19.1. Om aan de opdracht van de Afdeling te voldoen heeft de raad aan het besluit van 10 maart 2022 een aanvullende motivering ten grondslag gelegd over de gevolgen van het appartementengebouw voor de verkeersafwikkeling en -veiligheid. Deze aanvullende motivering staat in het rapport "Notitie Verkeersonderzoek" van Antea Groep van 3 februari 2022
(hierna: Verkeersonderzoek), dat gevoegd is als bijlage bij de plantoelichting. In aanvulling hierop heeft de raad na de vaststelling van het plan nog een memo van Antea Groep van 10 maart 2023 overgelegd (hierna: memo van Antea).

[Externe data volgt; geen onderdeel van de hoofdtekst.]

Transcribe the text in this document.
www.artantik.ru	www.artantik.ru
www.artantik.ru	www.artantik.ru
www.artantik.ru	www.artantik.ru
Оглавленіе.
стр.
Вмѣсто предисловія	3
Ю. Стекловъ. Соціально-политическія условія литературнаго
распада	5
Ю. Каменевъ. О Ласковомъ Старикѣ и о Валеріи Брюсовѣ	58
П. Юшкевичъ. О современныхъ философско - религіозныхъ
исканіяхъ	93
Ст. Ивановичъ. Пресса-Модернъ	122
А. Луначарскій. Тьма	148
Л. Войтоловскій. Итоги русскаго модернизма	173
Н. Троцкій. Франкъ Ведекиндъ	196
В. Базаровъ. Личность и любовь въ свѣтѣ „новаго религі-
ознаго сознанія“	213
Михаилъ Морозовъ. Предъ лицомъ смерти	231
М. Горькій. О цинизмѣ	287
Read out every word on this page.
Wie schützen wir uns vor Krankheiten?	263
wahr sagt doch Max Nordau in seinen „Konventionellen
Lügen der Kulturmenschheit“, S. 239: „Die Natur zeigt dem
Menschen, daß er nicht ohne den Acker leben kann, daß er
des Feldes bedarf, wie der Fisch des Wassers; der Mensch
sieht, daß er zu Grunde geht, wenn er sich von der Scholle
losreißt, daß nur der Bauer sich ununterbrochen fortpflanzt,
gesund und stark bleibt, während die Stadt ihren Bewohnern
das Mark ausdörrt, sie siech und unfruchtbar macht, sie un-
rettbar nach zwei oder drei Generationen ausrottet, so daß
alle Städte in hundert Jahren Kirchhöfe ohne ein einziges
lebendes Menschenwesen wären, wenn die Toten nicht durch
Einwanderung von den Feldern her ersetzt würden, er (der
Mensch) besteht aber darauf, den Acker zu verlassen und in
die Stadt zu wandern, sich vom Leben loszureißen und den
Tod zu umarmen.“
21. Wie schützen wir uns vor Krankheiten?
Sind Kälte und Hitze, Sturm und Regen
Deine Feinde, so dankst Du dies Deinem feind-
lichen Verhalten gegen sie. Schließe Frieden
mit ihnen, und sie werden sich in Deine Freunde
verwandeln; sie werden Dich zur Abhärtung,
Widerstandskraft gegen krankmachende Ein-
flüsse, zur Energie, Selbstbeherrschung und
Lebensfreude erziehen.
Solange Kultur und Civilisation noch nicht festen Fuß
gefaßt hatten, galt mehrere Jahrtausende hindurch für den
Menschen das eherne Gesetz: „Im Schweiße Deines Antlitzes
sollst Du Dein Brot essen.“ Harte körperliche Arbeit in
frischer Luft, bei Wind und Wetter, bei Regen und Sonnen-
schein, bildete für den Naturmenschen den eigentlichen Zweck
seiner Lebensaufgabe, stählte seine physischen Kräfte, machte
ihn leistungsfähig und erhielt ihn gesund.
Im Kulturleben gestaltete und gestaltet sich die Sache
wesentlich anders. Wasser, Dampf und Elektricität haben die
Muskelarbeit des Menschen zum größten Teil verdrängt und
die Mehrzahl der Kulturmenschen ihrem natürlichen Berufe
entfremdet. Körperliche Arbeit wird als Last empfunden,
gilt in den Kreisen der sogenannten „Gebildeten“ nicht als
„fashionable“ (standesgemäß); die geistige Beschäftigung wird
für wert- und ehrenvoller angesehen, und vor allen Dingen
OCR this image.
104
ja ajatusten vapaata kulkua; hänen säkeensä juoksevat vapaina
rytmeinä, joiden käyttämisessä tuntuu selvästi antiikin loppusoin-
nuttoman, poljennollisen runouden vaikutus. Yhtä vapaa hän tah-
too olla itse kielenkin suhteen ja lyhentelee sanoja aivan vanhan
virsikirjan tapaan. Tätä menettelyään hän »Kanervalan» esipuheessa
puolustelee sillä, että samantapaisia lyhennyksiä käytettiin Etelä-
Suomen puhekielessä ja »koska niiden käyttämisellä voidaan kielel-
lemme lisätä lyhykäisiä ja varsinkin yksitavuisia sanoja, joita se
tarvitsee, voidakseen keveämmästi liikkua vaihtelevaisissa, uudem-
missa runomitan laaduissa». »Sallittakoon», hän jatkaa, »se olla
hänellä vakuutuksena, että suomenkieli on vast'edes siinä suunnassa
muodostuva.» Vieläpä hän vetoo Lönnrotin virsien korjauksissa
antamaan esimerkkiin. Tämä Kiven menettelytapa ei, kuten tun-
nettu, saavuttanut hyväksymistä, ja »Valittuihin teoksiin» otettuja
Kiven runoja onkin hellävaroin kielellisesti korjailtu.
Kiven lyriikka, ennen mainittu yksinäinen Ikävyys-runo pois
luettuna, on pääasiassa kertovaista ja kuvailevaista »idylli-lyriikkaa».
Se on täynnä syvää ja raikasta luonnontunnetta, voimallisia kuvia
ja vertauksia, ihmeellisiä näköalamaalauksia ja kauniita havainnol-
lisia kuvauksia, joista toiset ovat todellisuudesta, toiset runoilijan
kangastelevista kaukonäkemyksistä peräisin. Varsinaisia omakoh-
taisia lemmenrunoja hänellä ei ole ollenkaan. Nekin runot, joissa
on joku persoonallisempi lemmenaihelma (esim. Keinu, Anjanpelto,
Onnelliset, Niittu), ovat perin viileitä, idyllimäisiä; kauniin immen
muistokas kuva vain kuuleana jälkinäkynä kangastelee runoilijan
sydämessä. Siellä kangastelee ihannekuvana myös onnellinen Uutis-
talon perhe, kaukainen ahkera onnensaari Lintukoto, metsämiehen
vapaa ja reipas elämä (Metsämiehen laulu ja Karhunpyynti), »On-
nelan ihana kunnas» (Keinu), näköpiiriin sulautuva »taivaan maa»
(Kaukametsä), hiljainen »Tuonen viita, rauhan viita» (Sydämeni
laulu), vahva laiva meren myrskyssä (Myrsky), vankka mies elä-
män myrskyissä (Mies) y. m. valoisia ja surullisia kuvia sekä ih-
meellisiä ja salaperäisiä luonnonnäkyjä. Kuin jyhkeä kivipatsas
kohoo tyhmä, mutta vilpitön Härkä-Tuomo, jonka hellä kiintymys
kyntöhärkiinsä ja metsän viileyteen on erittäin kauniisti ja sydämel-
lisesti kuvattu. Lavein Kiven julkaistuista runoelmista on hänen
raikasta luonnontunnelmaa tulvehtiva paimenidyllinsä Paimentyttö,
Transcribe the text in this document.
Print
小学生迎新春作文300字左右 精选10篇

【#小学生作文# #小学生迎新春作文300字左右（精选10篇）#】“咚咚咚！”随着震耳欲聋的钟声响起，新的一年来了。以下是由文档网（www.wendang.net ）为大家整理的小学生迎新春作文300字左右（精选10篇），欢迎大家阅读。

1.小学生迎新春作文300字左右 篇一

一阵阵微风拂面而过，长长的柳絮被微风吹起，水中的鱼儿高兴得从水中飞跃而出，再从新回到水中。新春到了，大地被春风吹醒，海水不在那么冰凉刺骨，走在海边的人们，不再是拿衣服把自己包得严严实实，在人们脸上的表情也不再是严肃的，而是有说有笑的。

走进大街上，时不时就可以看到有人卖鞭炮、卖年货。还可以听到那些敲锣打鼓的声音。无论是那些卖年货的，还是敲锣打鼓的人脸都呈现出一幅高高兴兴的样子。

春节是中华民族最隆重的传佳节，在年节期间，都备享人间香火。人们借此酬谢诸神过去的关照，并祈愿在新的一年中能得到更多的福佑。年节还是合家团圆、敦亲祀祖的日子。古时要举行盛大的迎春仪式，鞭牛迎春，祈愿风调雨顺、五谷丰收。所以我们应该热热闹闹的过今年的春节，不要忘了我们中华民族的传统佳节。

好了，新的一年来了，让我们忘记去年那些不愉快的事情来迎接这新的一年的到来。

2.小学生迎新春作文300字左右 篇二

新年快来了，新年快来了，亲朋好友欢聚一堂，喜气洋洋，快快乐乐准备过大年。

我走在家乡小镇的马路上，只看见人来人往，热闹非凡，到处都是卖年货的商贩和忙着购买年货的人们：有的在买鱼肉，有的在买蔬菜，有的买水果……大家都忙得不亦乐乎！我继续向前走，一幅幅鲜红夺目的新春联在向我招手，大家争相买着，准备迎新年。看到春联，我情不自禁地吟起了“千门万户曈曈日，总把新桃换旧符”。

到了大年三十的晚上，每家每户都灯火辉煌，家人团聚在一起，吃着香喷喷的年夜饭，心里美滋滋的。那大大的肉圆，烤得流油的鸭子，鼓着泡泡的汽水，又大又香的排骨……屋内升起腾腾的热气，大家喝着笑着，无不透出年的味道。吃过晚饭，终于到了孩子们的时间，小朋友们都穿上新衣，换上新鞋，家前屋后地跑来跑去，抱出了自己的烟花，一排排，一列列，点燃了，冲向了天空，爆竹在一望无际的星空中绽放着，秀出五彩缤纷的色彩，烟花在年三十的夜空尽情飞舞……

19.2. In het Verkeersonderzoek is de verkeersgeneratie door het appartementengebouw berekend op basis van kencijfers van de
CROW-publicatie 381 "Toekomstbestendig parkeren" uit 2018. Verwacht wordt dat de ontwikkeling 122 motorvoertuigbewegingen (hierna: mvt) per weekdag genereert. Omgerekend naar een werkdag zijn dit 135 mvt per etmaal. Dit komt neer op 14 mvt per spitsuur, staat in het Verkeersonderzoek. [appellant sub 2], [appellant sub 3] en [appellant sub 4] hebben deze berekening niet bestreden.
Verkeersafwikkeling
19.3. In het Verkeersonderzoek staat over de gevolgen van het plan voor de verkeersafwikkeling het volgende. De Nijverheidsweg is ter hoogte van het plangebied een erftoegangsweg, uitgevoerd met klinkers. De maximumsnelheid bedraagt 30 km/uur. Ten zuidwesten van het plangebied bevindt zich een doodlopende weg waar het vrachtverkeer voor de bedrijfsgebouwen aan de Nijverheidsweg 12, 12a, 12b en 14 kan laden, lossen en keren. Het autoverkeer kan vanaf deze locatie de Laan van KVL bereiken. Voor vrachtverkeer is het verboden om door te rijden naar de Laan van KVL. In opdracht van de gemeente zijn op vrijdag 5, maandag 8 en dinsdag 9 april 2019 tussen 07:00 en 19:00 uur tellingen uitgevoerd naar het vrachtverkeer dat via de doodlopende weg rijdt. Uit de tellingen komt naar voren dat op vrijdag twee, maandag vijf en dinsdag twee vrachtwagens de bedrijven hebben bereikt. De maximale verkeersgeneratie door vrachtwagens van en naar de bedrijven bedraagt daarmee 10 mvt per etmaal. Het deel van de Nijverheidsweg nabij het plangebied wordt voornamelijk gebruikt door bestemmingsverkeer. De verkeersintensiteiten op deze weg zijn daarom beperkt. De ontwikkeling leidt tot een toename van de verkeersintensiteit met ongeveer 135 mvt per werkdag. Aanvullend hierop zal het verkeer van het appartementencomplex het plangebied aan de oostzijde verlaten. Daarmee komt het merendeel van het autoverkeer dat het plangebied aandoet niet tot aan de doodlopende weg. De situatie is overzichtelijk en het aantal vrachtverkeerbewegingen is zeer beperkt waarmee dit niet tot problemen met de verkeersafwikkeling zal leiden, staat in het Verkeersonderzoek.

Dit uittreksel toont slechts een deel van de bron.